There are some things that aren’t clear though. Jacob says that Carlisle came by “before your people arrived.” And I’m pretty sure he doesn’t mean Bella’s family. I would protest that meaning Forks probably didn’t exist yet back then, but my knowledge of Westward Migrations in the 1850’s (?) isn’t that great.
Chapter 07
Nightmare time! Werewolf-Jacob and Vampire-Edward. Could this be any more obvious? Bella spends most of the time dragging her feet through stuff I could have done without knowing about, before having a moment of genius and researching vampires on the internet. Of course, there’s nothing useful to be found except a one liner about “good” vampires.
Lo! A trip into the woods! And Bella thinks (if what she does counts as thinking) about her ‘research’ and the possibility of Edward being a vampire.
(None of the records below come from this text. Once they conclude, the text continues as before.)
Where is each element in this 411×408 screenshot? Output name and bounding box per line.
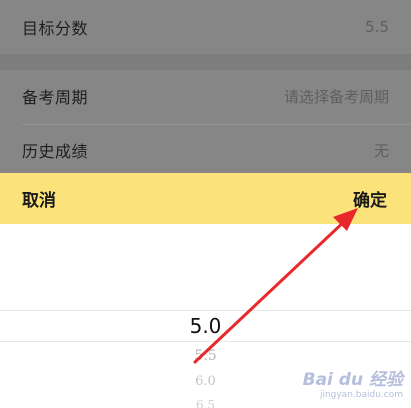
cancel-button[interactable]: 取消 (22, 186, 56, 211)
selection-line-bottom (0, 341, 411, 342)
picker-option-selected[interactable]: 5.0 (0, 314, 411, 338)
selection-line-top (0, 310, 411, 311)
baidu-jingyan-watermark: Bai du 经验 jingyan.baidu.com (303, 372, 403, 400)
form-overlay: 目标分数 5.5 备考周期 请选择备考周期 历史成绩 无 (0, 0, 411, 173)
watermark-url: jingyan.baidu.com (319, 390, 403, 400)
history-score-value: 无 (373, 141, 389, 160)
picker-toolbar: 取消 确定 (0, 173, 411, 224)
watermark-brand: Bai du 经验 (302, 370, 403, 390)
target-score-value: 5.5 (365, 18, 389, 36)
prep-period-placeholder: 请选择备考周期 (283, 87, 389, 106)
row-divider (22, 124, 411, 125)
picker-option[interactable]: 5.5 (0, 348, 411, 364)
history-score-row[interactable]: 历史成绩 无 (0, 127, 411, 173)
target-score-row[interactable]: 目标分数 5.5 (0, 0, 411, 54)
target-score-label: 目标分数 (22, 19, 89, 38)
confirm-button[interactable]: 确定 (353, 186, 387, 211)
prep-period-row[interactable]: 备考周期 请选择备考周期 (0, 70, 411, 122)
history-score-label: 历史成绩 (22, 142, 89, 161)
screen: 目标分数 5.5 备考周期 请选择备考周期 历史成绩 无 取消 确定 5.0 5… (0, 0, 411, 408)
prep-period-label: 备考周期 (22, 88, 89, 107)
section-gap (0, 54, 411, 70)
She briefly comes to an intelligent notion – to avoid Edward altogether – after concluding that he’s ‘not human.’ Her steps towards self preservation and common sense are blocked by charmers like this:
Because when I thought of him, of his voice, his hypnotic eyes, the magnetic force of his personality, I wanted nothing more than to be with him right now.
Edward may have the vampire magnetic charm, but saying he has a personality is stretching things a bit. He’s more like the token pretty boy than anything else. Bella’s freaky wondering about where he is and what he is all the time is getting a little weird, especially since Edward doesn’t have much screen time and their sole conversation consisted of , “I’m really dangerous but I’ve given up on avoiding you so now it’s up to you to preserve yourself. Oh, and don’t fall in the ocean.”
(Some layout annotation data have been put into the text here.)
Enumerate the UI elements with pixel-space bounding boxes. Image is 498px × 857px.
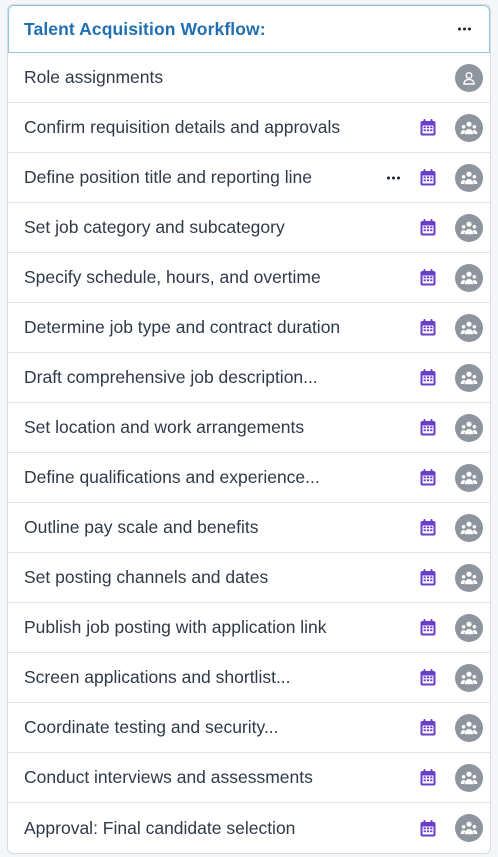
workflow-step-label: Specify schedule, hours, and overtime: [24, 267, 321, 287]
calendar-icon[interactable]: [420, 219, 436, 236]
calendar-icon[interactable]: [420, 519, 436, 536]
more-horizontal-icon[interactable]: [387, 176, 400, 179]
calendar-icon[interactable]: [420, 569, 436, 586]
calendar-icon[interactable]: [420, 419, 436, 436]
calendar-icon[interactable]: [420, 319, 436, 336]
workflow-step-label: Define position title and reporting line: [24, 167, 312, 187]
workflow-step-row[interactable]: Specify schedule, hours, and overtime: [8, 253, 490, 303]
workflow-step-row[interactable]: Draft comprehensive job description...: [8, 353, 490, 403]
workflow-step-row[interactable]: Approval: Final candidate selection: [8, 803, 490, 853]
users-group-icon[interactable]: [455, 313, 483, 342]
workflow-step-label: Outline pay scale and benefits: [24, 517, 259, 537]
workflow-step-row[interactable]: Determine job type and contract duration: [8, 303, 490, 353]
workflow-panel: Talent Acquisition Workflow: Role assign…: [7, 4, 491, 854]
calendar-icon[interactable]: [420, 719, 436, 736]
workflow-step-label: Set location and work arrangements: [24, 417, 305, 437]
workflow-header: Talent Acquisition Workflow:: [8, 5, 490, 53]
users-group-icon[interactable]: [455, 263, 483, 292]
workflow-step-label: Set job category and subcategory: [24, 217, 285, 237]
workflow-step-label: Publish job posting with application lin…: [24, 617, 327, 637]
users-group-icon[interactable]: [455, 113, 483, 142]
workflow-step-label: Conduct interviews and assessments: [24, 767, 313, 787]
users-group-icon[interactable]: [455, 413, 483, 442]
workflow-step-row[interactable]: Set posting channels and dates: [8, 553, 490, 603]
workflow-step-label: Approval: Final candidate selection: [24, 817, 296, 838]
calendar-icon[interactable]: [420, 369, 436, 386]
workflow-step-row[interactable]: Set job category and subcategory: [8, 203, 490, 253]
users-group-icon[interactable]: [455, 814, 483, 842]
workflow-step-label: Coordinate testing and security...: [24, 717, 279, 737]
workflow-step-label: Define qualifications and experience...: [24, 467, 320, 487]
calendar-icon[interactable]: [420, 269, 436, 286]
users-group-icon[interactable]: [455, 163, 483, 192]
workflow-step-label: Screen applications and shortlist...: [24, 667, 291, 687]
workflow-step-row[interactable]: Conduct interviews and assessments: [8, 753, 490, 803]
workflow-step-row[interactable]: Outline pay scale and benefits: [8, 503, 490, 553]
role-assignments-row[interactable]: Role assignments: [8, 53, 490, 103]
workflow-step-row[interactable]: Coordinate testing and security...: [8, 703, 490, 753]
workflow-step-label: Confirm requisition details and approval…: [24, 117, 341, 137]
workflow-steps-list: Confirm requisition details and approval…: [8, 103, 490, 853]
calendar-icon[interactable]: [420, 819, 436, 837]
workflow-title: Talent Acquisition Workflow:: [24, 18, 266, 39]
workflow-step-row[interactable]: Set location and work arrangements: [8, 403, 490, 453]
users-group-icon[interactable]: [455, 613, 483, 642]
more-horizontal-icon[interactable]: [458, 27, 471, 31]
users-group-icon[interactable]: [455, 663, 483, 692]
workflow-step-label: Set posting channels and dates: [24, 567, 269, 587]
workflow-step-row[interactable]: Confirm requisition details and approval…: [8, 103, 490, 153]
users-group-icon[interactable]: [455, 363, 483, 392]
workflow-step-row[interactable]: Publish job posting with application lin…: [8, 603, 490, 653]
calendar-icon[interactable]: [420, 619, 436, 636]
users-group-icon[interactable]: [455, 713, 483, 742]
workflow-step-row[interactable]: Define qualifications and experience...: [8, 453, 490, 503]
users-group-icon[interactable]: [455, 563, 483, 592]
calendar-icon[interactable]: [420, 169, 436, 186]
calendar-icon[interactable]: [420, 469, 436, 486]
user-icon[interactable]: [455, 63, 483, 92]
workflow-step-row[interactable]: Define position title and reporting line: [8, 153, 490, 203]
users-group-icon[interactable]: [455, 513, 483, 542]
calendar-icon[interactable]: [420, 669, 436, 686]
calendar-icon[interactable]: [420, 769, 436, 786]
workflow-step-label: Determine job type and contract duration: [24, 317, 341, 337]
users-group-icon[interactable]: [455, 213, 483, 242]
users-group-icon[interactable]: [455, 463, 483, 492]
role-assignments-label: Role assignments: [24, 67, 164, 87]
workflow-step-label: Draft comprehensive job description...: [24, 367, 318, 387]
workflow-step-row[interactable]: Screen applications and shortlist...: [8, 653, 490, 703]
calendar-icon[interactable]: [420, 119, 436, 136]
users-group-icon[interactable]: [455, 763, 483, 792]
But Bella does come to a reasonable outcome: avoid Edward.
Given her weird obsession with a guy she hardly knows who spent most of his time acting like he doesn’t like her – and given there’s still a buttload of chapters left – this is obviously not going to work. Because quite frankly Edward, infrequently appearing as he is, is probably the only plot in the book anyway and taking him out of the picture would leave us with no story at all.
This is sad.
Charlie is still my favorite character.
Blah blah blah. Mike still has crush for some reason but he’s a nerd so he’s out. Cullens mysteriously absent from school. Bella has conniptions is more worried than she reasonably should be. Agrees to help other girls buy dresses.